Seis meses se passaram, mas os sinos da velha igreja que marcavam o andar de cada hora no distrito de Bento Rodrigues, em Mariana, na região Central, ainda cismam em tocar. Pelo menos aos ouvidos da auxiliar de serviços gerais L. M., 42, que não consegue esquecer cada detalhe de sua vida antes de a lama da barragem de Fundão invadir e destruir sua casa. Hoje, sofrendo de um princípio de depressão, ela vive sob o efeito de remédios e da esperança de um dia o pesadelo acabar. “Ainda acho que vou acordar e tudo vai voltar a ser como era. Não sei se darei conta de esquecer o que passou”, desabafa.

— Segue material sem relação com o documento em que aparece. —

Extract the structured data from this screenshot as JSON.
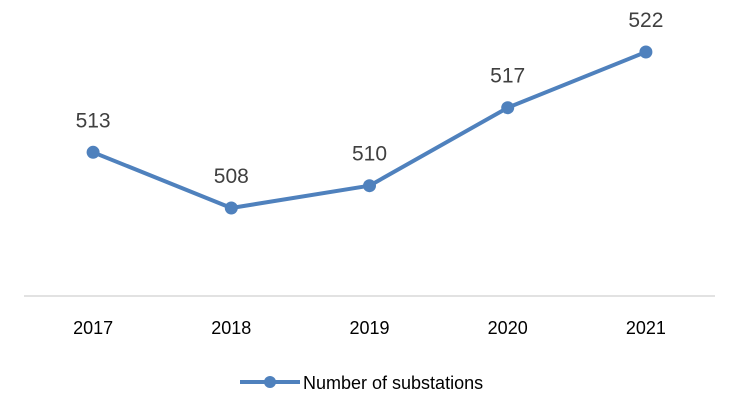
{
  "chart_data": {
    "type": "line",
    "categories": [
      "2017",
      "2018",
      "2019",
      "2020",
      "2021"
    ],
    "series": [
      {
        "name": "Number of substations",
        "values": [
          513,
          508,
          510,
          517,
          522
        ],
        "color": "#4F81BD",
        "marker": "circle"
      }
    ],
    "data_labels": [
      "513",
      "508",
      "510",
      "517",
      "522"
    ],
    "grid": false,
    "legend_position": "bottom",
    "axis_color": "#D9D9D9"
  }
}
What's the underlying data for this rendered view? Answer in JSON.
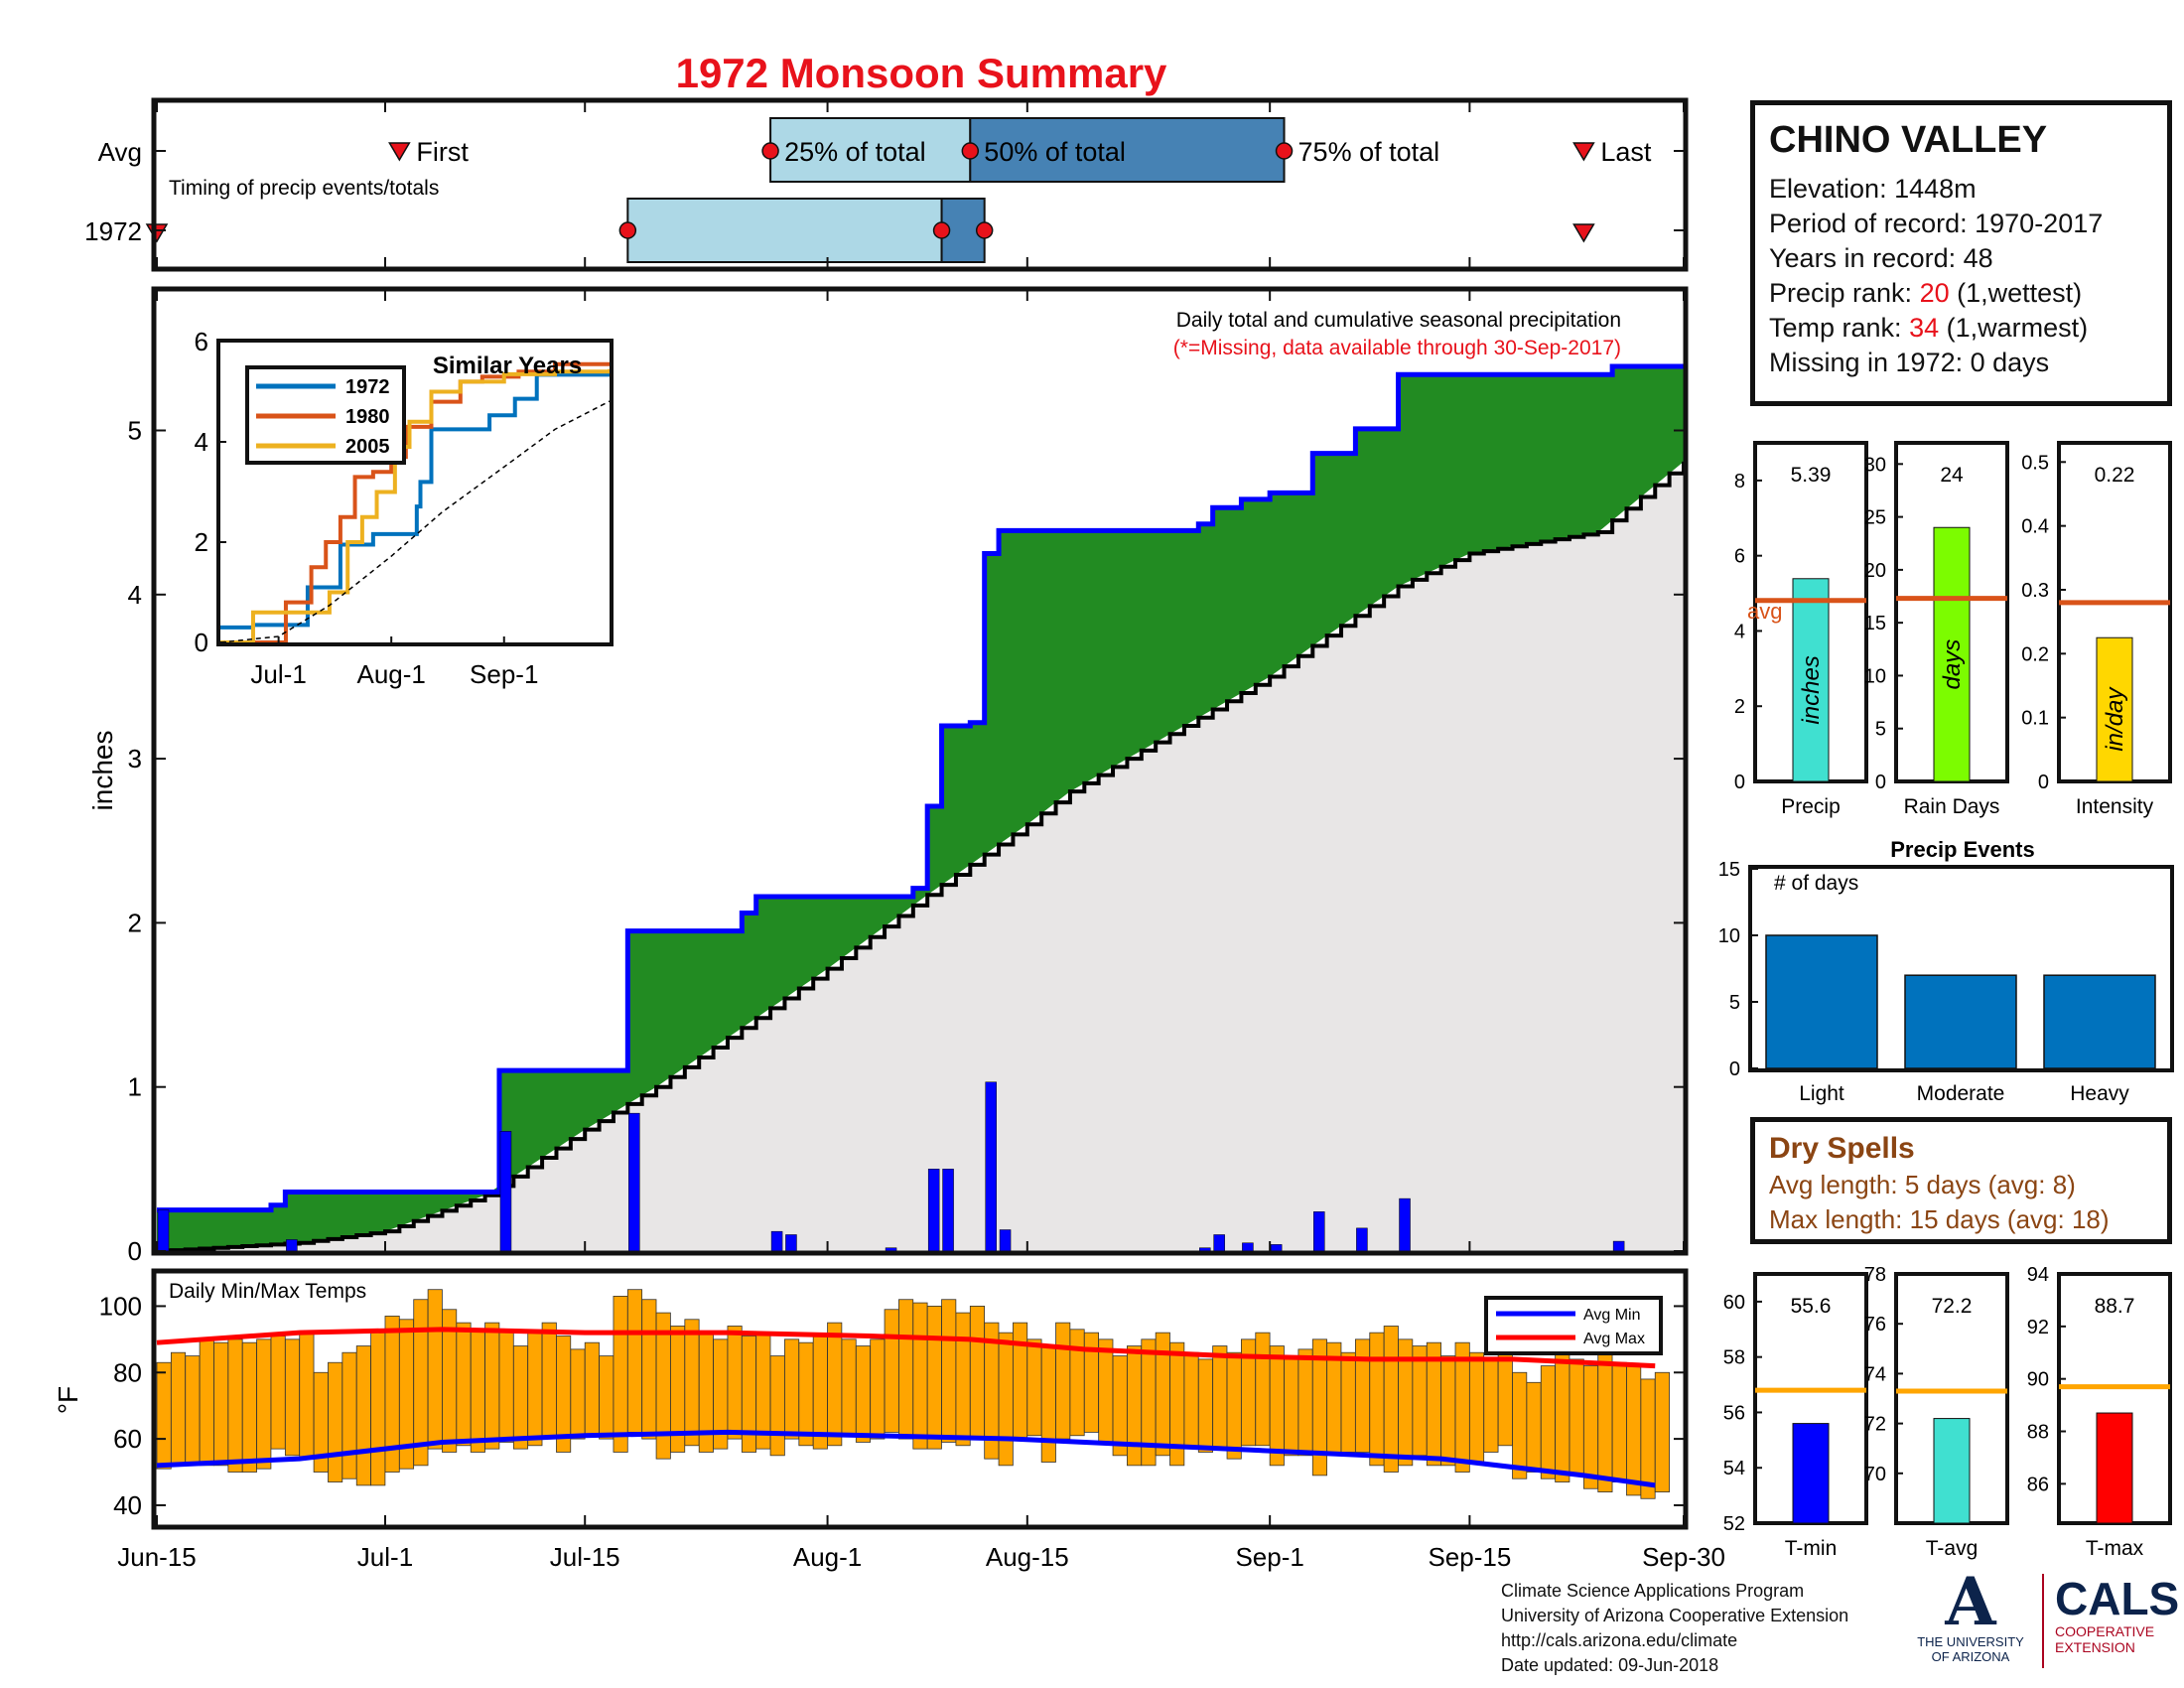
{
  "title": "1972 Monsoon Summary",
  "station": {
    "name": "CHINO VALLEY",
    "elevation_label": "Elevation:",
    "elevation": "1448m",
    "period_label": "Period of record:",
    "period": "1970-2017",
    "years_label": "Years in record:",
    "years": "48",
    "precip_rank_label": "Precip rank:",
    "precip_rank": "20",
    "precip_rank_note": "(1,wettest)",
    "temp_rank_label": "Temp rank:",
    "temp_rank": "34",
    "temp_rank_note": "(1,warmest)",
    "missing_label": "Missing in 1972:",
    "missing": "0 days"
  },
  "timing": {
    "row_avg": "Avg",
    "row_year": "1972",
    "note": "Timing of precip events/totals",
    "first": "First",
    "p25": "25% of total",
    "p50": "50% of total",
    "p75": "75% of total",
    "last": "Last"
  },
  "main_note": "Daily total and cumulative seasonal precipitation",
  "main_note2": "(*=Missing, data available through 30-Sep-2017)",
  "dry_spells": {
    "title": "Dry Spells",
    "avg": "Avg length: 5 days (avg: 8)",
    "max": "Max length: 15 days (avg: 18)"
  },
  "footer": {
    "line1": "Climate Science Applications Program",
    "line2": "University of Arizona Cooperative Extension",
    "line3": "http://cals.arizona.edu/climate",
    "line4": "Date updated: 09-Jun-2018"
  },
  "logos": {
    "ua_name_line1": "THE UNIVERSITY",
    "ua_name_line2": "OF ARIZONA",
    "cals": "CALS",
    "cals_line1": "COOPERATIVE",
    "cals_line2": "EXTENSION"
  },
  "colors": {
    "title": "#e8121b",
    "green": "#228b22",
    "blue_line": "#0000ff",
    "avg_orange": "#d95319",
    "temp_bar": "#ffa500",
    "event_bar": "#0072bd",
    "box_light": "#add8e6",
    "box_dark": "#4682b4"
  },
  "chart_data": [
    {
      "id": "timing",
      "type": "bar",
      "title": "Timing of precip events/totals",
      "date_range": [
        "2017-06-15",
        "2017-09-30"
      ],
      "rows": [
        {
          "name": "Avg",
          "first": "2017-07-02",
          "p25": "2017-07-28",
          "p50": "2017-08-11",
          "p75": "2017-09-02",
          "last": "2017-09-23"
        },
        {
          "name": "1972",
          "first": "2017-06-15",
          "p25": "2017-07-18",
          "p50": "2017-08-09",
          "p75": "2017-08-12",
          "last": "2017-09-23"
        }
      ]
    },
    {
      "id": "main",
      "type": "area",
      "ylabel": "inches",
      "ylim": [
        0,
        5.85
      ],
      "yticks": [
        0,
        1,
        2,
        3,
        4,
        5
      ],
      "xticks": [
        "Jun-15",
        "Jul-1",
        "Jul-15",
        "Aug-1",
        "Aug-15",
        "Sep-1",
        "Sep-15",
        "Sep-30"
      ],
      "xtick_dates": [
        "2017-06-15",
        "2017-07-01",
        "2017-07-15",
        "2017-08-01",
        "2017-08-15",
        "2017-09-01",
        "2017-09-15",
        "2017-09-30"
      ],
      "daily_precip": [
        [
          "2017-06-15",
          0.25
        ],
        [
          "2017-06-24",
          0.07
        ],
        [
          "2017-07-09",
          0.73
        ],
        [
          "2017-07-18",
          0.84
        ],
        [
          "2017-07-28",
          0.12
        ],
        [
          "2017-07-29",
          0.1
        ],
        [
          "2017-08-05",
          0.02
        ],
        [
          "2017-08-08",
          0.5
        ],
        [
          "2017-08-09",
          0.5
        ],
        [
          "2017-08-12",
          1.03
        ],
        [
          "2017-08-13",
          0.13
        ],
        [
          "2017-08-27",
          0.02
        ],
        [
          "2017-08-28",
          0.1
        ],
        [
          "2017-08-30",
          0.05
        ],
        [
          "2017-09-01",
          0.04
        ],
        [
          "2017-09-04",
          0.24
        ],
        [
          "2017-09-07",
          0.14
        ],
        [
          "2017-09-10",
          0.32
        ],
        [
          "2017-09-25",
          0.06
        ]
      ],
      "cumulative_1972": [
        [
          "2017-06-15",
          0.25
        ],
        [
          "2017-06-23",
          0.28
        ],
        [
          "2017-06-24",
          0.36
        ],
        [
          "2017-07-09",
          1.1
        ],
        [
          "2017-07-18",
          1.95
        ],
        [
          "2017-07-26",
          2.06
        ],
        [
          "2017-07-27",
          2.16
        ],
        [
          "2017-08-07",
          2.21
        ],
        [
          "2017-08-08",
          2.71
        ],
        [
          "2017-08-09",
          3.2
        ],
        [
          "2017-08-11",
          3.22
        ],
        [
          "2017-08-12",
          4.25
        ],
        [
          "2017-08-13",
          4.39
        ],
        [
          "2017-08-27",
          4.43
        ],
        [
          "2017-08-28",
          4.53
        ],
        [
          "2017-08-30",
          4.58
        ],
        [
          "2017-09-01",
          4.62
        ],
        [
          "2017-09-04",
          4.86
        ],
        [
          "2017-09-07",
          5.01
        ],
        [
          "2017-09-10",
          5.34
        ],
        [
          "2017-09-25",
          5.39
        ],
        [
          "2017-09-30",
          5.39
        ]
      ],
      "average_cumulative": [
        [
          "2017-06-15",
          0.0
        ],
        [
          "2017-06-25",
          0.05
        ],
        [
          "2017-07-01",
          0.12
        ],
        [
          "2017-07-08",
          0.34
        ],
        [
          "2017-07-15",
          0.74
        ],
        [
          "2017-07-20",
          1.0
        ],
        [
          "2017-08-01",
          1.72
        ],
        [
          "2017-08-08",
          2.17
        ],
        [
          "2017-08-15",
          2.6
        ],
        [
          "2017-08-18",
          2.8
        ],
        [
          "2017-08-25",
          3.15
        ],
        [
          "2017-09-01",
          3.5
        ],
        [
          "2017-09-05",
          3.75
        ],
        [
          "2017-09-10",
          4.05
        ],
        [
          "2017-09-15",
          4.25
        ],
        [
          "2017-09-24",
          4.38
        ],
        [
          "2017-09-30",
          4.81
        ]
      ]
    },
    {
      "id": "similar_years",
      "type": "line",
      "title": "Similar Years",
      "ylim": [
        0,
        6
      ],
      "yticks": [
        0,
        2,
        4,
        6
      ],
      "xticks": [
        "Jul-1",
        "Aug-1",
        "Sep-1"
      ],
      "xtick_dates": [
        "2017-07-01",
        "2017-08-01",
        "2017-09-01"
      ],
      "series": [
        {
          "name": "1972",
          "color": "#0072bd",
          "points": [
            [
              "2017-06-15",
              0.3
            ],
            [
              "2017-06-24",
              0.35
            ],
            [
              "2017-07-09",
              1.1
            ],
            [
              "2017-07-18",
              1.95
            ],
            [
              "2017-07-27",
              2.16
            ],
            [
              "2017-08-08",
              2.71
            ],
            [
              "2017-08-09",
              3.2
            ],
            [
              "2017-08-12",
              4.25
            ],
            [
              "2017-08-28",
              4.53
            ],
            [
              "2017-09-04",
              4.86
            ],
            [
              "2017-09-10",
              5.34
            ],
            [
              "2017-09-30",
              5.39
            ]
          ]
        },
        {
          "name": "1980",
          "color": "#d95319",
          "points": [
            [
              "2017-06-15",
              0.0
            ],
            [
              "2017-06-25",
              0.0
            ],
            [
              "2017-07-03",
              0.8
            ],
            [
              "2017-07-10",
              1.5
            ],
            [
              "2017-07-14",
              2.0
            ],
            [
              "2017-07-18",
              2.5
            ],
            [
              "2017-07-22",
              3.3
            ],
            [
              "2017-07-27",
              3.4
            ],
            [
              "2017-08-01",
              3.7
            ],
            [
              "2017-08-05",
              4.3
            ],
            [
              "2017-08-12",
              4.8
            ],
            [
              "2017-08-20",
              5.2
            ],
            [
              "2017-08-26",
              5.3
            ],
            [
              "2017-09-05",
              5.4
            ],
            [
              "2017-09-15",
              5.55
            ],
            [
              "2017-09-30",
              5.55
            ]
          ]
        },
        {
          "name": "2005",
          "color": "#edb120",
          "points": [
            [
              "2017-06-15",
              0.0
            ],
            [
              "2017-06-21",
              0.0
            ],
            [
              "2017-06-24",
              0.6
            ],
            [
              "2017-07-12",
              0.6
            ],
            [
              "2017-07-15",
              1.0
            ],
            [
              "2017-07-20",
              2.0
            ],
            [
              "2017-07-24",
              2.5
            ],
            [
              "2017-07-28",
              3.0
            ],
            [
              "2017-08-02",
              3.9
            ],
            [
              "2017-08-06",
              4.4
            ],
            [
              "2017-08-12",
              5.0
            ],
            [
              "2017-08-20",
              5.2
            ],
            [
              "2017-09-01",
              5.35
            ],
            [
              "2017-09-15",
              5.4
            ],
            [
              "2017-09-30",
              5.45
            ]
          ]
        },
        {
          "name": "avg",
          "color": "#000000",
          "dashed": true,
          "points": [
            [
              "2017-06-15",
              0.0
            ],
            [
              "2017-07-01",
              0.12
            ],
            [
              "2017-07-15",
              0.74
            ],
            [
              "2017-08-01",
              1.72
            ],
            [
              "2017-08-15",
              2.6
            ],
            [
              "2017-09-01",
              3.5
            ],
            [
              "2017-09-15",
              4.25
            ],
            [
              "2017-09-30",
              4.81
            ]
          ]
        }
      ]
    },
    {
      "id": "temps",
      "type": "bar",
      "title": "Daily Min/Max Temps",
      "ylabel": "°F",
      "ylim": [
        34,
        110
      ],
      "yticks": [
        40,
        60,
        80,
        100
      ],
      "legend": [
        "Avg Min",
        "Avg Max"
      ],
      "daily_max": [
        83,
        86,
        85,
        90,
        89,
        90,
        89,
        90,
        91,
        90,
        92,
        80,
        83,
        86,
        88,
        92,
        97,
        96,
        102,
        105,
        99,
        95,
        93,
        95,
        93,
        88,
        92,
        95,
        91,
        87,
        89,
        85,
        103,
        105,
        102,
        98,
        94,
        96,
        92,
        90,
        94,
        91,
        92,
        85,
        90,
        89,
        91,
        95,
        90,
        88,
        90,
        99,
        102,
        101,
        100,
        102,
        98,
        100,
        95,
        92,
        95,
        90,
        88,
        95,
        93,
        92,
        90,
        85,
        88,
        90,
        92,
        89,
        86,
        84,
        88,
        86,
        90,
        92,
        88,
        84,
        87,
        90,
        89,
        86,
        90,
        92,
        94,
        90,
        88,
        89,
        85,
        89,
        86,
        84,
        86,
        80,
        77,
        82,
        88,
        84,
        82,
        86,
        83,
        82,
        78,
        80
      ],
      "daily_min": [
        51,
        52,
        53,
        52,
        52,
        50,
        50,
        51,
        57,
        55,
        54,
        50,
        47,
        48,
        46,
        46,
        50,
        51,
        52,
        57,
        56,
        58,
        56,
        57,
        59,
        57,
        58,
        60,
        56,
        60,
        61,
        60,
        56,
        62,
        60,
        54,
        56,
        58,
        56,
        57,
        60,
        56,
        57,
        55,
        60,
        58,
        57,
        58,
        61,
        59,
        60,
        62,
        60,
        57,
        57,
        59,
        58,
        60,
        54,
        52,
        60,
        61,
        53,
        60,
        61,
        62,
        59,
        55,
        52,
        52,
        55,
        52,
        57,
        56,
        57,
        54,
        58,
        58,
        52,
        55,
        55,
        49,
        56,
        56,
        56,
        52,
        50,
        52,
        55,
        52,
        52,
        50,
        53,
        56,
        58,
        48,
        50,
        48,
        47,
        49,
        45,
        44,
        47,
        43,
        42,
        44
      ],
      "avg_max": [
        [
          0,
          89
        ],
        [
          10,
          92
        ],
        [
          20,
          93
        ],
        [
          30,
          92
        ],
        [
          40,
          92
        ],
        [
          50,
          91
        ],
        [
          57,
          90
        ],
        [
          65,
          87
        ],
        [
          75,
          85
        ],
        [
          85,
          84
        ],
        [
          95,
          84
        ],
        [
          105,
          82
        ]
      ],
      "avg_min": [
        [
          0,
          52
        ],
        [
          10,
          54
        ],
        [
          20,
          59
        ],
        [
          30,
          61
        ],
        [
          40,
          62
        ],
        [
          50,
          61
        ],
        [
          60,
          60
        ],
        [
          70,
          58
        ],
        [
          80,
          56
        ],
        [
          90,
          54
        ],
        [
          100,
          49
        ],
        [
          105,
          46
        ]
      ]
    },
    {
      "id": "precip_stats",
      "type": "bar",
      "panels": [
        {
          "category": "Precip",
          "value": 5.39,
          "value_label": "5.39",
          "avg": 4.81,
          "unit": "inches",
          "ylim": [
            0,
            9
          ],
          "yticks": [
            0,
            2,
            4,
            6,
            8
          ],
          "color": "#40e0d0",
          "avg_label": "avg"
        },
        {
          "category": "Rain Days",
          "value": 24,
          "value_label": "24",
          "avg": 17.3,
          "unit": "days",
          "ylim": [
            0,
            32
          ],
          "yticks": [
            0,
            5,
            10,
            15,
            20,
            25,
            30
          ],
          "color": "#7cfc00"
        },
        {
          "category": "Intensity",
          "value": 0.225,
          "value_label": "0.22",
          "avg": 0.28,
          "unit": "in/day",
          "ylim": [
            0,
            0.53
          ],
          "yticks": [
            0,
            0.1,
            0.2,
            0.3,
            0.4,
            0.5
          ],
          "color": "#ffd700"
        }
      ]
    },
    {
      "id": "precip_events",
      "type": "bar",
      "title": "Precip Events",
      "ylabel_note": "# of days",
      "categories": [
        "Light",
        "Moderate",
        "Heavy"
      ],
      "values": [
        10,
        7,
        7
      ],
      "ylim": [
        0,
        15
      ],
      "yticks": [
        0,
        5,
        10,
        15
      ]
    },
    {
      "id": "temp_stats",
      "type": "bar",
      "panels": [
        {
          "category": "T-min",
          "value": 55.6,
          "value_label": "55.6",
          "avg": 56.8,
          "ylim": [
            52,
            61
          ],
          "yticks": [
            52,
            54,
            56,
            58,
            60
          ],
          "color": "#0000ff"
        },
        {
          "category": "T-avg",
          "value": 72.2,
          "value_label": "72.2",
          "avg": 73.3,
          "ylim": [
            68,
            78
          ],
          "yticks": [
            70,
            72,
            74,
            76,
            78
          ],
          "color": "#40e0d0"
        },
        {
          "category": "T-max",
          "value": 88.7,
          "value_label": "88.7",
          "avg": 89.7,
          "ylim": [
            84.5,
            94
          ],
          "yticks": [
            86,
            88,
            90,
            92,
            94
          ],
          "color": "#ff0000"
        }
      ]
    }
  ]
}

Assim como ela, outras das centenas de pessoas afetadas pelo rompimento da barragem da Samarco ainda sofrem com depressão ou outros problemas emocionais. Ontem, a Secretaria de Estado de Saúde (SES) informou que irá investigar, por meio do Grupo de Trabalho de Acidentes de Trabalho Ampliado e Desastres, a informação de que teria havido três suicídios – de uma moradora de Barra Longa e de dois funcionários da mineradora – e oito casos de tentativas.
“Há muitos registros de estresse pós-traumático, e temos que ter a ciência de que eles podem aumentar ainda mais, já que se caracterizam por surgirem em um tempo longo após uma tragédia. Ele ocorre exatamente quando há um processo de perda de referência ou medo do que será no futuro e insegurança”, afirmou Marta Freitas, diretora de Saúde do Trabalhador da SES.
De acordo com ela, por conta desses problemas emocionais, a pasta vai promover uma reunião do Conselho Nacional de Saúde com representantes das cidades afetadas pela tragédia. “Temos que continuar mobilizados. O problema continua, e é importante esse acompanhamento psicológico cada vez mais de perto”, acrescentou Marta.
Episódios. Presidente da associação de moradores de Bento Rodrigues, José do Nascimento de Jesus, o Zezinho do Bento, acompanhou de perto uma das vítimas de tentativa de suicídio. “Foi mais no início do acidente. Esse homem, de 40 anos, dizia que nunca deixaria o sítio dele e que morreria ali, onde os pais dele viveram. Aí infelizmente aconteceu isso. A tristeza dele foi muito forte, mas ele já está se recuperando”, afirmou.
Procurada, a Samarco informou que não teve acesso aos dados divulgados pela SES, porém salientou que mantém, em caráter permanente, nas cidades de Barra Longa e Mariana, equipes de profissionais de saúde compostas por médicos, psicólogos e enfermeiros, além de assistentes sociais.
“No caso dos atendimentos psicológicos, eles são realizados tanto por meio de consultas individuais quanto por núcleos familiares, quando há acompanhamento por assistentes sociais”, declarou em nota.